実際のPHCそのものは、新世代のハイドロ……という言葉からイメージするよりは、ずいぶんシンプルな機構である。基本的にはショックアブソーバー=ダンパーだけで完結する技術であり、C5エアクロスの足もとも、見た目にはコイルスプリング&ダンパーによる一般的なサスペンションと変わりない。さらに、完全にメカニカルな機構なのでそれに付随する電子制御システムも存在しない。

PHCはメインダンパーのストロークエンド部分に高減衰のセカンダリーダンパーを内蔵したものだ。そのセカンダリーダンパー=第2のダンパーが、実質的にバンプストッパー役をつとめるのがPHCのキモである。

サスペンションが縮み切った末端のエンド部分に組み込まれるバンプストッパーは通常ウレタンやゴムの部品である。バンプストッパーを乗り心地の微妙なチューニングに使うケースもあるが、いずれにせよ最後の壁となる部品だからそれなりの強度が必要で、どうしても反発力が出る。よって、バンプストッパーに触れるような大入力時には、乗り心地に不快な“底付き感”が出るのは避けられない。

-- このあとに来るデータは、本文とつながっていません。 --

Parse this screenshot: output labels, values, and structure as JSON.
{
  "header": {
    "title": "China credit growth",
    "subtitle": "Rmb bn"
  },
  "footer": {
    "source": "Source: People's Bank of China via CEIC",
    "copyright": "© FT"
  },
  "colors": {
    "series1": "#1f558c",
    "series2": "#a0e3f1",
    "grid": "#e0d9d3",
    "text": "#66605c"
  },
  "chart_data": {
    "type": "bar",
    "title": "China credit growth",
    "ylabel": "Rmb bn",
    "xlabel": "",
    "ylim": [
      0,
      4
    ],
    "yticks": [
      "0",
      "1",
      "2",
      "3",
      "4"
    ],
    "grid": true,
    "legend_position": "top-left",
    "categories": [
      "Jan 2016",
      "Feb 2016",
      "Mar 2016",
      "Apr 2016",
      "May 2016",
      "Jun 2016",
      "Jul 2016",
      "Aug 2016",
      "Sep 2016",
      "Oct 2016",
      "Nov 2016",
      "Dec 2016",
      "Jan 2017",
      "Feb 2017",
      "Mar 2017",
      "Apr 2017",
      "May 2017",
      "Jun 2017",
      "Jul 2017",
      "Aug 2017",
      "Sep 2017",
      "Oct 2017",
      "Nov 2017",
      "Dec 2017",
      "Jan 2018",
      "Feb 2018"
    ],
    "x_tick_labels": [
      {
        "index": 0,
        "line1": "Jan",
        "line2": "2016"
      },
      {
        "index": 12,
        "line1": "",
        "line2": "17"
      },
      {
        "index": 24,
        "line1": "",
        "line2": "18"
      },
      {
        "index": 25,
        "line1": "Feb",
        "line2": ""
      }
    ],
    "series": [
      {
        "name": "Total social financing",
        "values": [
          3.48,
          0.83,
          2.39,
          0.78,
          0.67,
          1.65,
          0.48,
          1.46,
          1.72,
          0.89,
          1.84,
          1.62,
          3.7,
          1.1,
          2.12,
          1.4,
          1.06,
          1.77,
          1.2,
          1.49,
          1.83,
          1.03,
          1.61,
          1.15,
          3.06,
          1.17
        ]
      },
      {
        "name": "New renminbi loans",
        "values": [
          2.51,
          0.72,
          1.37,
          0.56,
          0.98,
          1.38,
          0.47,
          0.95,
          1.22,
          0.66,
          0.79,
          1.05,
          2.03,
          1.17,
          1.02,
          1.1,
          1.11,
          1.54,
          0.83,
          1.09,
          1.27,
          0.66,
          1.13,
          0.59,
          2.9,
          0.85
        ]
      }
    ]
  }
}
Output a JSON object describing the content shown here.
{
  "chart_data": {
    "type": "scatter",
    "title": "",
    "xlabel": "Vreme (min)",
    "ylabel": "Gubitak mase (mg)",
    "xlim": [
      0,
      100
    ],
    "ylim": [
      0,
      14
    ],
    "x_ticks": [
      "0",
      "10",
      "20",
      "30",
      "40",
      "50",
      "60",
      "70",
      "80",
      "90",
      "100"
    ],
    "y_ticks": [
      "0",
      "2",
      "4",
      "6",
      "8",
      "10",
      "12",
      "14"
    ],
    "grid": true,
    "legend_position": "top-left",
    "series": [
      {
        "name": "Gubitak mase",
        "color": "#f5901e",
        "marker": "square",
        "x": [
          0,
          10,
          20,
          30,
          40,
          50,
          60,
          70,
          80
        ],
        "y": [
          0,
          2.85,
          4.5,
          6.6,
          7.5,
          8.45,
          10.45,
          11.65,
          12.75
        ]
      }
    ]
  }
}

PHCはそんなバンプストッパーの役割を吸収力に優れ(て、理論的には反発力も発生しないとされ)る第2のダンパーに受け持たせることで、サスペンションストロークのエンド領域をゆっくり強力に減衰する。一般的なバンプストッパーのようにストロークを急激にせきとめることがなく、普通に起こりうる路面入力では基本的に底付きしない……というのが、シトロエンの主張するPHCの効能である。

さらにいうと、こうして最後の壁を柔らかく積極的に使えるようになることで、その手前を担うメインのバネレートやダンパー減衰力も遠慮なく(?)柔らかくできるので、結果として“魔法のじゅうたん”のごとき快適な乗り心地が実現できるという理屈である。そんなPHCの技術はもともと、1994年のパリダカで優勝した「ZXラリーレイド」で投入されて以降、その後2000年代から現在にいたるまでの同社のWRCカーに採用されている技術をベースとしているという。

「シトロエンPHC」のイメージ図。メインダンパーの内部にもうひとつダンパーが備わっている。